Background: Neonatal hyperoxia (HOX) exposure induces cognitive impairment in both humans and mice. Cognitive functions depend in part upon blood-brain barrier (BBB) integrity. One of the BBB components is cerebrovascular endothelial cells (EC). Brain EC expresses high levels of delta-like 4 (Dll4) and tight junction protein claudin 5 (Cldn5). Dll4 is a Notch ligand in EC and a key regulator of cerebrovascular development and Cldn5 regulates BBB permeability. We previously demonstrated that insufficiency of Dll4 leads to deviant angiogenesis, increases endothelial permeability and reduces Notch activation by decreasing cellular levels of NOTCH Intracellular domain (NICD) in brain EC. Further, decreased Cldn5 expression impairs BBB integrity.

Objective: : Demonstrate that neonatal HOX increases BBB permeability concurrently with decreased Dll4 and Cldn5 expression in mouse brain EC, and Dll4 regulates BBB through the Dll4-Notch-Cldn5 pathway.

Design/Methods: Albumin (a marker of BBB permeability), Dll4, NICD and Cldn5 levels were compared in mouse brain and EC exposed to 85% HOX vs. room air between postnatal days (P)1-14 at P14. Dll4 and Cldn5 protein in the cortex was determined by immunofluorescence. Additionally, cldn5 levels were determined in human brain microvascular EC (HBMEC) with Dll4 levels knock-down by 50% and in HBMEC exposed to hyperoxia. The density of Notch at Cldn5 promoter in HBMEC was determined by chromatin immunoprecipitation (ChIP) assays. Finally, Cldn5 promoter activities with or without NICD were measured by in vitro promoter activity assays.

Results: Neonatal HOX significantly increased albumin levels in brain lysates and decreased Dll4, NICD and Cldn5 expression in mouse brain EC with females being more affected. Neonatal HOX also significantly decreased Dll4 and Cldn5 abundancy in the mouse brain cortex (Fig. 1). The Cldn5 promoter contains a highly conserved binding site for the DNA-binding protein RBPJ that acts with Dll4-induced NICD to regulate target genes. Consistent with this, Dll4 repression in hyperoxia was associated with decreased NICD and Cldn5 levels in HBMEC. ChIP assays revealed that Notch bound to the Cldn5 promoter. Additionally, Cldn5 promoter activity were enhanced with the addition of NICD (Fig.2).

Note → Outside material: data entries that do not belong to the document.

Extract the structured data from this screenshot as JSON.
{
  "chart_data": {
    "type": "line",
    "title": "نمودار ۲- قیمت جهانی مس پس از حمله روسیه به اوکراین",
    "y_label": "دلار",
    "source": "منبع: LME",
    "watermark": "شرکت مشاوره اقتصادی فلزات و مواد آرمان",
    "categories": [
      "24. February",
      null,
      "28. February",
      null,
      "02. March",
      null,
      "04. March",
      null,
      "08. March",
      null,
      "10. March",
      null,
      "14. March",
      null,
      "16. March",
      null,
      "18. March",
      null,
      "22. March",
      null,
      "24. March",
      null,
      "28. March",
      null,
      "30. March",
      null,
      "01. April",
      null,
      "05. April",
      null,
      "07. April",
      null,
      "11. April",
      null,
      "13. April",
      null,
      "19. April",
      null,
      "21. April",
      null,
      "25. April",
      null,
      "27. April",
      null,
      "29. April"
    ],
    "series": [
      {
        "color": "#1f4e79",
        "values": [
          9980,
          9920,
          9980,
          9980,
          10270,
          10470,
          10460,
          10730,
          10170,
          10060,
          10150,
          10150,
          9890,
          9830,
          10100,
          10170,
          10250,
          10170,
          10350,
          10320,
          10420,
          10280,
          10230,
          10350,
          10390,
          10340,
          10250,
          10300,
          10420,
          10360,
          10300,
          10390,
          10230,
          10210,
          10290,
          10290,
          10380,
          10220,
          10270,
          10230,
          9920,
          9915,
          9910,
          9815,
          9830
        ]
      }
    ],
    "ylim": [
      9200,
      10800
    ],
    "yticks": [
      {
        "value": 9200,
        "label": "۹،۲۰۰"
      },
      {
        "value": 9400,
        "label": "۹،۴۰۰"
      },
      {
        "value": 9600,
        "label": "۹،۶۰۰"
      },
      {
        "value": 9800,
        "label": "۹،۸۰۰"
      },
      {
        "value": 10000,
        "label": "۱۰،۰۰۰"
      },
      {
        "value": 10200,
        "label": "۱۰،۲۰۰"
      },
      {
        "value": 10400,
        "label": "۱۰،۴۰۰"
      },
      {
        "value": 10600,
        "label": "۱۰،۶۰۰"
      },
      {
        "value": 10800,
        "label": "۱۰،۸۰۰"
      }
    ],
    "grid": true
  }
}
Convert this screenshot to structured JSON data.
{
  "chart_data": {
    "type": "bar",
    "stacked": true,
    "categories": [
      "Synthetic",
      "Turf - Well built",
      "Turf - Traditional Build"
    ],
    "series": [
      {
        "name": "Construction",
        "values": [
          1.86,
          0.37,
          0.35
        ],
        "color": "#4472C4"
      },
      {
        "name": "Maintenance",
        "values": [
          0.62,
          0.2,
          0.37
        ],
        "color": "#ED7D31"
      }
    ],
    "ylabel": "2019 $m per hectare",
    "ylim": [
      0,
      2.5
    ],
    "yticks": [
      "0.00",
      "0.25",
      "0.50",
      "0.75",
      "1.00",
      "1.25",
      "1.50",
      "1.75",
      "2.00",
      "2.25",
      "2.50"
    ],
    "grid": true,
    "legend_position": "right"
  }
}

Conclusion(s): HOX impairs BBB integrity and suppresses brain endothelial Dll4 and Cldn5 expression both in vivo and in vitro. Dll4 regulates endothelial integrity through the Dll4-Notch-Cldn5 pathway. We speculate that decreased Dll4 and Cldn5 expression may impair BBB integrity and contribute to long-term cognitive impairment in individuals exposed to neonatal hyperoxia.